Всё сложно - страница 24

Шрифт
Интервал


Чтобы пойти домой, мне нужно было вызвать Жоффруа и оставить в залог 1000 шекелей. Сразу после этого пришлось купить новый телефон. Я заблокировала симку, и они могли моим телефоном только орехи колоть. Но вообще-то это был мой любимый айфон, и покупать новый в мои планы совсем не входило. А пришлось.

Потом были разговоры с адвокатом, который сначала говорил, какая все это чепуха и мне никто ничего не может сделать, а теперь стал убеждать в том, что я крепко влипла и это вполне может полностью разрушить мою жизнь, по ходу еще и выставил меня полной дурой, заявив:

– Боже, она мне звонит с паленого телефона и говорит такие вещи! Гениально! Приходи ко мне в кабинет, и мы все обсудим. Я бы на твоем месте сделал это немедленно. Моя консультация стоит 500 шекелей, могу записать тебя на среду.

У меня не было денег, и этот урод адвокат, который каждый день в фейсбуке высмеивал жертв насилия и строчил высказывания в духе «каждая баба, которую отметелил ее муж, сначала этого заслужила», не вызывал никакого доверия.

Из дома я позвонила Нинель и предупредила ее о Паше. Она тоже жутко перепугалась. А сама я была в отвратительном состоянии, мне казалось, что кто-то циничный и злой бесцеремонно влез в мою жизнь и со смехом ковыряет палочкой в том, что мне дорого и важно для меня. Я не привыкла жить в паранойе. Моя маленькая жизнь, в которой я никому ничего не сделала плохого, в которой я работаю с восемнадцати лет и честно плачу налоги, к слову немалые, не должна интересовать полицию. Я не заслуживаю всего этого лишь за то, что выкурила косяк полтора года назад. Я даже не смогла позволить себе купить этот самый косяк. Там всего-то было две переписки.

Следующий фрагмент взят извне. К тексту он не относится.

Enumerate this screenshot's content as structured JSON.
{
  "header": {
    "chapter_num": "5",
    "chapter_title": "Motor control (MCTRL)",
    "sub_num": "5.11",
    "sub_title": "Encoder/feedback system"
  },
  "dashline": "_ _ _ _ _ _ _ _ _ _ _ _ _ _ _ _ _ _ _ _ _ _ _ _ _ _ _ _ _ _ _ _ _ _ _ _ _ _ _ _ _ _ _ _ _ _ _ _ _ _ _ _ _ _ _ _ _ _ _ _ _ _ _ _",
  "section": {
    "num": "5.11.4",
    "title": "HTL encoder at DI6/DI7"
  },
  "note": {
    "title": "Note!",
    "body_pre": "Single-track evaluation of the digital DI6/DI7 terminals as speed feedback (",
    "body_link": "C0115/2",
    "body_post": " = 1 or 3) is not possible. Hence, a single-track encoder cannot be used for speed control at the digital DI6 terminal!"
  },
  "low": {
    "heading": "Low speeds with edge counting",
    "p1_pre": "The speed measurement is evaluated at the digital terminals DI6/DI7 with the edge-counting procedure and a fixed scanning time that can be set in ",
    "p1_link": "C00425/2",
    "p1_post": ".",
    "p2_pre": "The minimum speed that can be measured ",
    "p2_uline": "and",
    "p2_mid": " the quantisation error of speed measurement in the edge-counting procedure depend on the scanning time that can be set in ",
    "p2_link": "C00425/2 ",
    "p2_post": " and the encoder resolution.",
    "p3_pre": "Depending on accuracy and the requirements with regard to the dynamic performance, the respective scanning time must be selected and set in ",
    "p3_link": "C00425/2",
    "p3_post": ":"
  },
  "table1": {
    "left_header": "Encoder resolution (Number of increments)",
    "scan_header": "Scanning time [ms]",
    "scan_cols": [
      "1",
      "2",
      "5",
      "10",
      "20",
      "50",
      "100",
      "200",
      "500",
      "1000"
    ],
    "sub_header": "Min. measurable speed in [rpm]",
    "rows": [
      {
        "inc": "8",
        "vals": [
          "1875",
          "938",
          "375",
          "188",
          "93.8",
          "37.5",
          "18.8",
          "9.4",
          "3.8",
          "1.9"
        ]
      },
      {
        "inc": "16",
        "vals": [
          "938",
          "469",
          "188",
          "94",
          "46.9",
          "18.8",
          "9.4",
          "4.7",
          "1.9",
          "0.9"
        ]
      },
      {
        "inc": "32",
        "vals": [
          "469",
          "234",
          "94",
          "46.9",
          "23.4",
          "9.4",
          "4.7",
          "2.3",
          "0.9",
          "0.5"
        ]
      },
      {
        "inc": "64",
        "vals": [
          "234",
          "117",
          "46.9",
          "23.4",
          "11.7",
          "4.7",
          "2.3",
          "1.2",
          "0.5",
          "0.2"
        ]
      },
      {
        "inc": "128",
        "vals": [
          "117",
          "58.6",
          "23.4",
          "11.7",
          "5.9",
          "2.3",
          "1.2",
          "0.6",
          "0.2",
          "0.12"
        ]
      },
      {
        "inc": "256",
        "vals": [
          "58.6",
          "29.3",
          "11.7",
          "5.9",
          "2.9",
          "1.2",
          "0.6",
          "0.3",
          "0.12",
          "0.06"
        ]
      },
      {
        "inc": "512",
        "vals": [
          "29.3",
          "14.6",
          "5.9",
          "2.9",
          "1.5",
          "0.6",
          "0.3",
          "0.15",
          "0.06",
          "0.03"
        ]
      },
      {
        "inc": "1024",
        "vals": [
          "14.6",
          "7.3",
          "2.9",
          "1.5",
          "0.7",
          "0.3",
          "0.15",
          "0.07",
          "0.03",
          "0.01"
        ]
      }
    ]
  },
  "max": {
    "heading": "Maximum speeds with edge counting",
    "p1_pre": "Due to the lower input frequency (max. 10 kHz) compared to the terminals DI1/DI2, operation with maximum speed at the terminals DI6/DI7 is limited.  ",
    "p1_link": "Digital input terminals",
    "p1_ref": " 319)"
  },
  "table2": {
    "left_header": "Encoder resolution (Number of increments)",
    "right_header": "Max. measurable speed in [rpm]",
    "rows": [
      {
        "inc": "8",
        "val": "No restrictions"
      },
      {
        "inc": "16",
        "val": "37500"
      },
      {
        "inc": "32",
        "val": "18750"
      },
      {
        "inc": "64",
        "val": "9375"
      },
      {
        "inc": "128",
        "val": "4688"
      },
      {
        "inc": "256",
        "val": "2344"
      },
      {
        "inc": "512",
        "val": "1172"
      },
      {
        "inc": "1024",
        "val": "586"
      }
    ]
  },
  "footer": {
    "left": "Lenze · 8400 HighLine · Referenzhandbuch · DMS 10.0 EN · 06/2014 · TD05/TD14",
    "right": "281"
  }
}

В одной говорилось: «– Можно 1? – Да», а в другой: «– Можно 1? – Нет». Это значило, что я хочу купить один грамм травы, а он не хотел продавать меньше пяти, но на пять у меня уже денег не было. Полиции вот налоги заплатила.

Ночь была ужасной, меня трясло, и бесконечно крутилась в мозгу вся эта беседа со следователем, весь этот кошмар. Мысли о том, что надо было ответить не так, а вот так, сводили меня с ума. К утру я вдруг четко осознала, что я хочу уехать. Я видела себя со стороны, униженно сидящей четыре часа подряд на скамейке, упираясь взглядом в лифт. На мне была потертая кожаная куртка, которой было уже шестнадцать лет, свитер-платье, его я купила шесть лет назад и больше не любила, старые стоптанные полусапожки.